The Illustrated Guide to Criminal Law
Chapter 9: At Least You Tried
Attempt pg 15: A Continuum of Jurisdictional Differences
Between the thought and the deed, there is a whole continuum of intermediate steps.
At some point, they cross the line from mere “preparation,” which is not a crime, to “attempt,” which is.
Continuum line angling from Preparation to Completion.
Kansas: “Any overt act”
Minnesota: “Substantial step”
New York: “Dangerously close” to the completed crime
Arrow almost all the way to completion: *In real life, most people charged with Attempt are caught here, otherwise known as “caught in the act” or “with their pants down.”
Between the idea
And the reality
Between the motion
And the act
Falls the Shadow
Between the conception
And the creation
Between the emotion
And the response
Falls the Shadow
Between the desire
And the spasm
Between the potency
And the existence
Between the essence
And the descent
Falls the Shadow
— T. S. Eliot
The Shadow knows!
Right on brother.
I came back to this page due to one thought that is hard to explain without also explaining the progression of thoughts that led to it.
Suppose that you wanted to choose the safest possible jurisdiction to live in based upon the attempt spectrum here. Toward the preparation end, jurisdictions may have a heavy hand due to crime problems and it’s more likely that innocent acts may be misconstrued as criminal. Toward the completion end, there’s little chance that anything but actual criminal intent would get you in trouble, but others can scare you by appearing to get awfully close to the completion end of the spectrum; perhaps without actually committing a crime, even if the unspoken intent is to intimidate you.
Granted, in that second case where the incomplete act would be a violent one, the actions meant to intimidate still counts as assault (right?), but the point is that there’s so much legal “wiggle room” that people might use that room.
It seems that the place you want to live is right in the middle of the spectrum. So, where is that middle? How might it be defined? I’d be willing to bet that every place thinks they’re in the middle because they define that threshold as the point where actus reus can be proven. So, simply asking wouldn’t help.
I wonder if attorneys choose their homes based on things like this.
That seems like a really poor metric to decide where to live from.
I have an entirely hypothetical situation. For the record, I’ve never been married, don’t own a gun, and don’t have much of a temper.
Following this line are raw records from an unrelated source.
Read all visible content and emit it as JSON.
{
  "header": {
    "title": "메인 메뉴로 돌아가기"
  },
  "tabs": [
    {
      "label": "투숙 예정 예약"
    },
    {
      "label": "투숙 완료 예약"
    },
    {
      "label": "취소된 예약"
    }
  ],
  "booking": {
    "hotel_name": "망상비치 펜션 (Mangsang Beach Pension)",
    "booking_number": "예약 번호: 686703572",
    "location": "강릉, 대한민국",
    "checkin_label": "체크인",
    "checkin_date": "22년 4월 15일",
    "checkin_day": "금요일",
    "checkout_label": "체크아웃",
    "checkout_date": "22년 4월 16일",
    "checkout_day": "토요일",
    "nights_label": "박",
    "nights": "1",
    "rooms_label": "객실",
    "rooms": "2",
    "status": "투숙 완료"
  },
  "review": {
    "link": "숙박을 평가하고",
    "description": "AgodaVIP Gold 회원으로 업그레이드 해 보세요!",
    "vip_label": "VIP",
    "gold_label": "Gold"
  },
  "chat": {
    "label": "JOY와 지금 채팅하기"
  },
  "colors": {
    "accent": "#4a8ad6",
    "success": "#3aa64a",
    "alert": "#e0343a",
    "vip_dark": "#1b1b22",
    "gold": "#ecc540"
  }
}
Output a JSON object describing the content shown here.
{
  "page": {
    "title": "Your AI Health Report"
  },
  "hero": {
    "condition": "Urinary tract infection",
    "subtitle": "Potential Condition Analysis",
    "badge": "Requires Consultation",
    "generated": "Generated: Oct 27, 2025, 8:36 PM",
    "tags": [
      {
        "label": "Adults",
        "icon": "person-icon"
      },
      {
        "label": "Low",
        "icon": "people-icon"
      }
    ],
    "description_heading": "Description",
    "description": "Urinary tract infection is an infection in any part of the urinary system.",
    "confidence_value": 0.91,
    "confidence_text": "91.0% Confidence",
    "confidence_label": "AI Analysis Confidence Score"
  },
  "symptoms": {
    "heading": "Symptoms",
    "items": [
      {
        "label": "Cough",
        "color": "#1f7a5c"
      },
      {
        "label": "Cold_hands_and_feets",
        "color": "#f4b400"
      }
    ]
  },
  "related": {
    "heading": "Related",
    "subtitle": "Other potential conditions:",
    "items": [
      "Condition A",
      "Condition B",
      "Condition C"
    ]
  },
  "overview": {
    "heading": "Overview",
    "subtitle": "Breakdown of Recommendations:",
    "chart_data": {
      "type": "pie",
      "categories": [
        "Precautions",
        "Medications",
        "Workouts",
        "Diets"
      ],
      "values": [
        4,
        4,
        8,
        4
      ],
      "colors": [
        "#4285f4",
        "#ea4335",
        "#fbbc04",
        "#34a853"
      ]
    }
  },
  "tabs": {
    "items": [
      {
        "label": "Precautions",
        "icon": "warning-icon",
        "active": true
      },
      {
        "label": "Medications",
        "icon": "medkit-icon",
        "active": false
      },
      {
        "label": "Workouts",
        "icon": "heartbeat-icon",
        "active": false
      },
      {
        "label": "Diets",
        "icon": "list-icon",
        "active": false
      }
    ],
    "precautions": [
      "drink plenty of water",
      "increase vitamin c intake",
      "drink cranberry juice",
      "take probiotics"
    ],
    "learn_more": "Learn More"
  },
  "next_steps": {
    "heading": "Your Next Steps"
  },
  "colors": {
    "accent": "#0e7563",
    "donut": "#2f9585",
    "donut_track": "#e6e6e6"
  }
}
Let’s say I live in Detroit, Michigan and my ex-wife lives in Ohio. I get into an argument with her one night and after slamming down the phone I shout “I’m going to kill the bitch” loud enough for my roommate to hear. He watches me grab a gun and a box of bullets and then drive away. He calls the police and they put out an APB. The Michigan State Police stop me on I-75 thirty miles south of Detroit heading toward Ohio, but before I’ve crossed the state line. Which state’s laws concerning attempt would apply?
What acts of yours took place in Ohio? It looks to me like everything you did was in Michigan, and you were arrested by Michigan police, who’ll take you to a Michigan court.
But let’s say you did do something in Ohio. Suppose while you were still on the phone with your ex, you shouted “I’m coming there to kill you.” Everything else is the same, but now you made a threat across the state line into Ohio. Both states could now prosecute you separately for the same events. In addition, the feds could prosecute you for threatening to harm someone via interstate communication. You could conceivably be prosecuted in three different courts, and receive three separate sentences, for the same course of conduct.
The reason is because Michigan and Ohio are each their own sovereign state, and the federal government is yet another separate sovereign. Yes, the states are united under one nation, but they never gave up their sovereignty. Double jeopardy wouldn’t protect you, because that only protects you from any of the specific sovereigns trying you twice for the same thing. It doesn’t say prosecution in state A precludes state B from exercising its authority. (Individual states may decide on their own to forego prosecution in such cases, but there’s no higher law requiring them to do so. I’m presuming that neither Michigan nor Ohio have done that, but I don’t know off the top of my head.)
This question was inspired in part by the debate over Georgia’s abortion ban, HB 481. In several places I saw people say it would criminalize even leaving the state to get an abortion in a state where it’s legal. A lot of people questioned whether that would be constitutional since it seems to violate the sovereignty of states where abortion is legal. I read the bill and it didn’t explicitly say anything about leaving the state. But based on the answer to you gave here, I’m guessing that if a Georgian woman travels toward the place she wants to get an abortion it may be enough of a step toward the abortion to count as attempt under Georgia law.